In all cases it is necessary to hit the happy mean between constipation on the one hand, and chronic dyspepsia with starvation on the other; and those who have altered their diet without knowing much about physiology have not always kept these points sufficiently in mind.

Then in those who have previously suffered from intestinal irritation, such as gout of the intestines, appendicitis, etc., such indigestible substances must 2 be specially avoided, or relapse of their troubles may be produced.

Fig. 4 shows the effect of swallowing 1 oz. of brown sugar, which was finished at 8.40 a.m.

Effects of sugar on the excretion of urea and of acid.

Fig. 4. - Effects of sugar on the excretion of urea and of acid.

Here we see a very marked rise of urea, from 13 grains in the hour ending 9.10, to 16 grains in that ending 10.10, followed by a fall down to 11.5 grains in the hour ending 1.10 p.m.

Now this rise of urea cannot be directly due to the sugar, for it contains no nitrogen, but the result is probably due to the rise of acidity which precedes it.

Below the urea curve is shown the excretion of acid in the urine in grains per hour, and from this we see that there was a marked rise in the excretion of acid in the hour ending 9.10, and that it kept at the same level in the two following hours.

Now readers of "Uric Acid" already know that every rise of acidity is accompanied or followed by a rise of urea. And we gather from works on physiological chemistry that the rise of acidity which sugar produces is due to the effects of lactic and butyric fermentation in the alimentary canal.

This, no doubt, also accounts for the bad name which sugar has had for many years as a producer of gout and rheumatism; though we can now see that sugar merely produced these troubles indirectly by its effects on acidity and the solubility of uric acid, and that, if uric acid supplies are kept low, while the supply of fresh vegetables and fruits is good, sugar can do no harm. In a word, the trouble with sugar has arisen from associating it with animal flesh; while taken with plenty of vegetables and fruits it is harmless.
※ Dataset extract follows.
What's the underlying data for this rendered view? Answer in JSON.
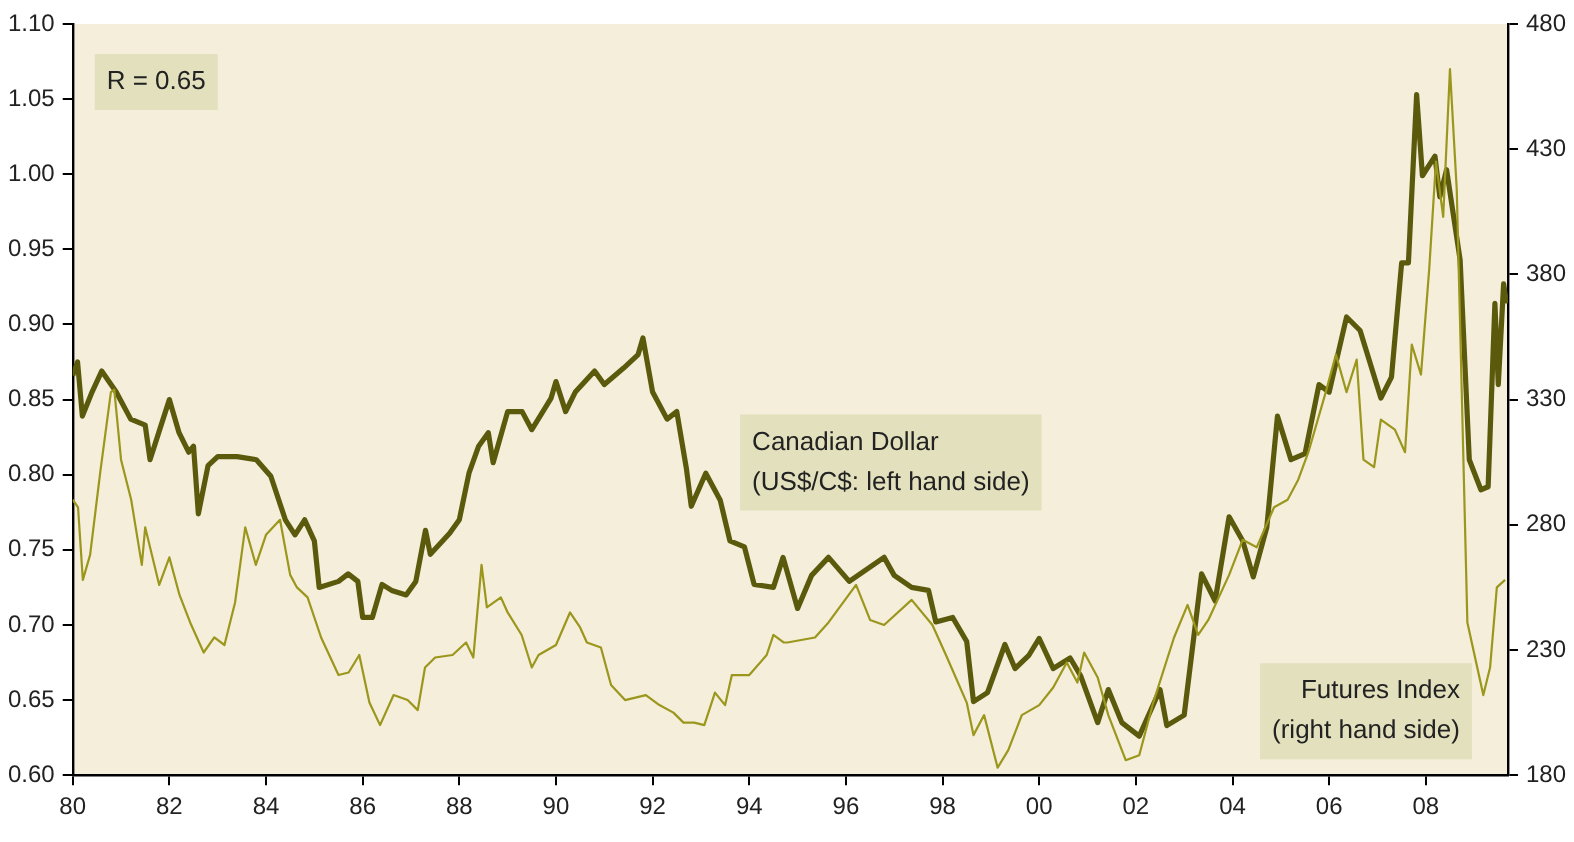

The rise of acidity shown in our figure would do no harm to a frugivore, but in a flesh-eater it might precipitate an arthritis.

And this rise in acidity was probably due to the sugar, as normally the rise in the acidity of the urine does not begin till 10.0 a.m., and when it begins it generally continues to rise slowly all the way to 2.0 or 3.0 p.m. (see "Uric Acid," fig. 3), but this rise, beginning at 9.10 a.m., does not increase in the two following hours.

Effects of an acid on the excretion of urea and of acid.

Fig. 5. - Effects of an acid on the excretion of urea and of acid.

Now fig. 5 shows a similar curve, in which at 9.23 mx. of dilute acetic acid were taken, and this is followed by a break in the downward trend of the urea curve which, however, again falls rapidly to 8.5 grains in the hour ending 12.23.

Below the urea curve is the acidity curve, and this does not at once rise after the acid is taken, but in the hour ending 11.23 there is a decided rise, and this is not due to the normal rise at that hour, because it does not continue to rise in the hour ending 12.23.

I take it, therefore, that the rise at 11.23 was due to the acetic acid, and that the acidity (looking to the rapid fall of urea from 14 to 8.5 grains in about four hours) would have fallen further at 10.23 but for the acid taken, and that this acid affected the blood before its full effect became visible in the urine, and the rise of urea was the effect of the acid on the circulation of the blood. But it may be said, how was it that with a small rise of acid of 1/2 grain in fig. 4, there was a rise of 3 grains in urea, while with a rise of about 1 grain of acid in fig. 5 there was a rise of probably less than 2 grains of urea?

But as already shown in "Uric Acid," pp. 340 and 542, the rise of urea that follows the taking of an acid or a rise of acidity otherwise caused, is not proportional to that rise of acidity, but rather to the condition of the blood and tissues when the acid is taken and the rise of acidity affects them.